We have become dependent on GNSS; power distribution, mobile phones, Satnav – you name it. All derive their information from satellite timing signals. But in the past two years, monthly attacks occurred across different global industries. This creates huge issues, as much of our critical national infrastructure cannot function in the event of GNSS failure.

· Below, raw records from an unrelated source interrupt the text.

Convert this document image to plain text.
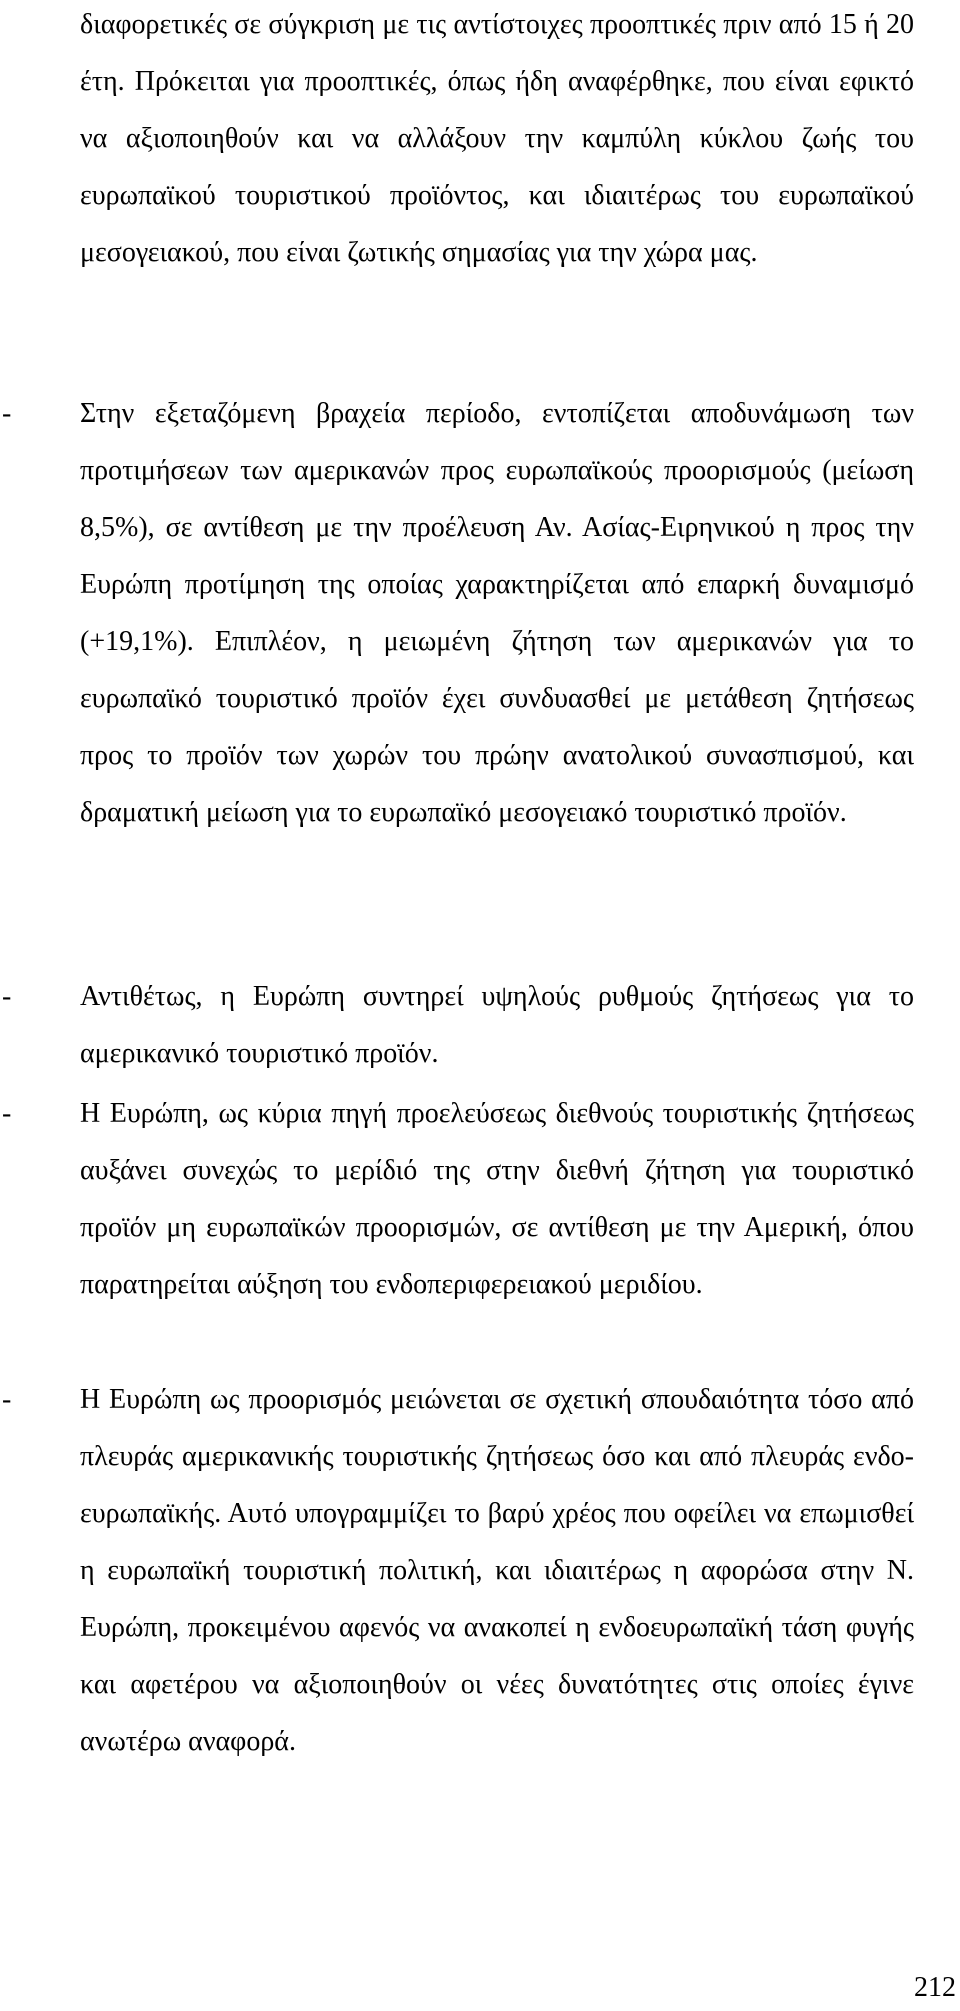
διαφορετικές σε σύγκριση με τις αντίστοιχες προοπτικές πριν από 15 ή 20 έτη. Πρόκειται για προοπτικές, όπως ήδη αναφέρθηκε, που είναι εφικτό να αξιοποιηθούν και να αλλάξουν την καμπύλη κύκλου ζωής του ευρωπαϊκού τουριστικού προϊόντος, και ιδιαιτέρως του ευρωπαϊκού μεσογειακού, που είναι ζωτικής σημασίας για την χώρα μας.
-	Στην εξεταζόμενη βραχεία περίοδο, εντοπίζεται αποδυνάμωση των προτιμήσεων των αμερικανών προς ευρωπαϊκούς προορισμούς (μείωση 8,5%), σε αντίθεση με την προέλευση Αν. Ασίας-Ειρηνικού η προς την Ευρώπη προτίμηση της οποίας χαρακτηρίζεται από επαρκή δυναμισμό (+19,1%). Επιπλέον, η μειωμένη ζήτηση των αμερικανών για το ευρωπαϊκό τουριστικό προϊόν έχει συνδυασθεί με μετάθεση ζητήσεως προς το προϊόν των χωρών του πρώην ανατολικού συνασπισμού, και δραματική μείωση για το ευρωπαϊκό μεσογειακό τουριστικό προϊόν.
-	Αντιθέτως, η Ευρώπη συντηρεί υψηλούς ρυθμούς ζητήσεως για το αμερικανικό τουριστικό προϊόν.
-	Η Ευρώπη, ως κύρια πηγή προελεύσεως διεθνούς τουριστικής ζητήσεως αυξάνει συνεχώς το μερίδιό της στην διεθνή ζήτηση για τουριστικό προϊόν μη ευρωπαϊκών προορισμών, σε αντίθεση με την Αμερική, όπου παρατηρείται αύξηση του ενδοπεριφερειακού μεριδίου.
-	Η Ευρώπη ως προορισμός μειώνεται σε σχετική σπουδαιότητα τόσο από πλευράς αμερικανικής τουριστικής ζητήσεως όσο και από πλευράς ενδο-ευρωπαϊκής. Αυτό υπογραμμίζει το βαρύ χρέος που οφείλει να επωμισθεί η ευρωπαϊκή τουριστική πολιτική, και ιδιαιτέρως η αφορώσα στην Ν. Ευρώπη, προκειμένου αφενός να ανακοπεί η ενδοευρωπαϊκή τάση φυγής και αφετέρου να αξιοποιηθούν οι νέες δυνατότητες στις οποίες έγινε ανωτέρω αναφορά.
212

We originally developed TTaaS to reduce the costs of time synchronisation for financial services, media and broadcast, gaming, e-commerce, blockchain, and distributed ledger technology. But it has an unexpected benefit: it is resilient to the threat of GNSS failure and can provide accurate time even in the event of a satellite outage.

4. Cloud migration

According to Nomura Instinet’s respected biannual CIO ‘Spending Survey’, 68% of global CIOs now state that “migrating to the public cloud and/or expanding private cloud” is a top driver of IT spending, in contrast to 48% in September 2019. The slow migration to cloud-based solutions has suddenly accelerated because it doesn’t just cut costs: it makes our lives more workable when we have to work remotely with a pared-down task force. But tracking ‘where’ and ‘when’ are not easy in the cloud. Cloud providers are reluctant to provide this kind of traceability because it disrupts their economies of scale and offer of security.

Traceable Time as a Service

TTaaS is one solution that synchronises your time and places an accurate timestamp on every piece of data that is transferred across a server so that it is traceable back to UTC and verifiable on a time log.

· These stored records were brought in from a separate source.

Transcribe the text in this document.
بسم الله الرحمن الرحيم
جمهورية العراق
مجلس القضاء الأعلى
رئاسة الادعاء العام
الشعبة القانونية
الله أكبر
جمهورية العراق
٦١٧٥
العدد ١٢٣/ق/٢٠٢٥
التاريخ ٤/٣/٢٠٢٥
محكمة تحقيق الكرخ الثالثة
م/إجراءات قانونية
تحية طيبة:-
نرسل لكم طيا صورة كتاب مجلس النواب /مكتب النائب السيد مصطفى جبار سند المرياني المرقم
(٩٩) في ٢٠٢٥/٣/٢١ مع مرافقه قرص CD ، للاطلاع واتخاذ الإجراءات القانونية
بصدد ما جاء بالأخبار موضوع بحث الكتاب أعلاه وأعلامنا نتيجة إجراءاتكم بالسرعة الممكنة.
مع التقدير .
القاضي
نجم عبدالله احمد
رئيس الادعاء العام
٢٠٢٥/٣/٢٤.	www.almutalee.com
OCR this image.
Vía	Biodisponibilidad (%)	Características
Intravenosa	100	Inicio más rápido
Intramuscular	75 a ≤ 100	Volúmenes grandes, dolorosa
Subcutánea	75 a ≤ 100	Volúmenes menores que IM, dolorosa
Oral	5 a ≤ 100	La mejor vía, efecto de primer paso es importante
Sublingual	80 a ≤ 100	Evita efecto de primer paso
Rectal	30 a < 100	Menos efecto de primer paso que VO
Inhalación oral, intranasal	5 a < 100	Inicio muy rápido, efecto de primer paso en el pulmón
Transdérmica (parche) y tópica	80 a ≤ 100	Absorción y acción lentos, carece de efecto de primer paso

5. SMPTE for broadcasting, media and entertainment

Traditionally, broadcast and media services have relied on the satellite model to provide time synchronisation. While satellite has worked reasonably well over the years, it comes with a lot of baggage.

If a vehicle with a GPS jammer drives past Old Trafford when you’re broadcasting the Premier League final, your broadcast will falter. The football fans who are already grumpy about pay per view would not be happy. Media services can look to mitigate these problems with a software timing solution, such as Traceable Time as a Service (TTaaS®).

Engineers will start synchronising time on their appliances to the production centre by downloading simple time synchronisation software to open up the opportunity for technicians to work remotely. The same is true for those who continue to use OB trucks and remote facilities – by using an alternative to the satellite, there is one less thing to transport around different locations.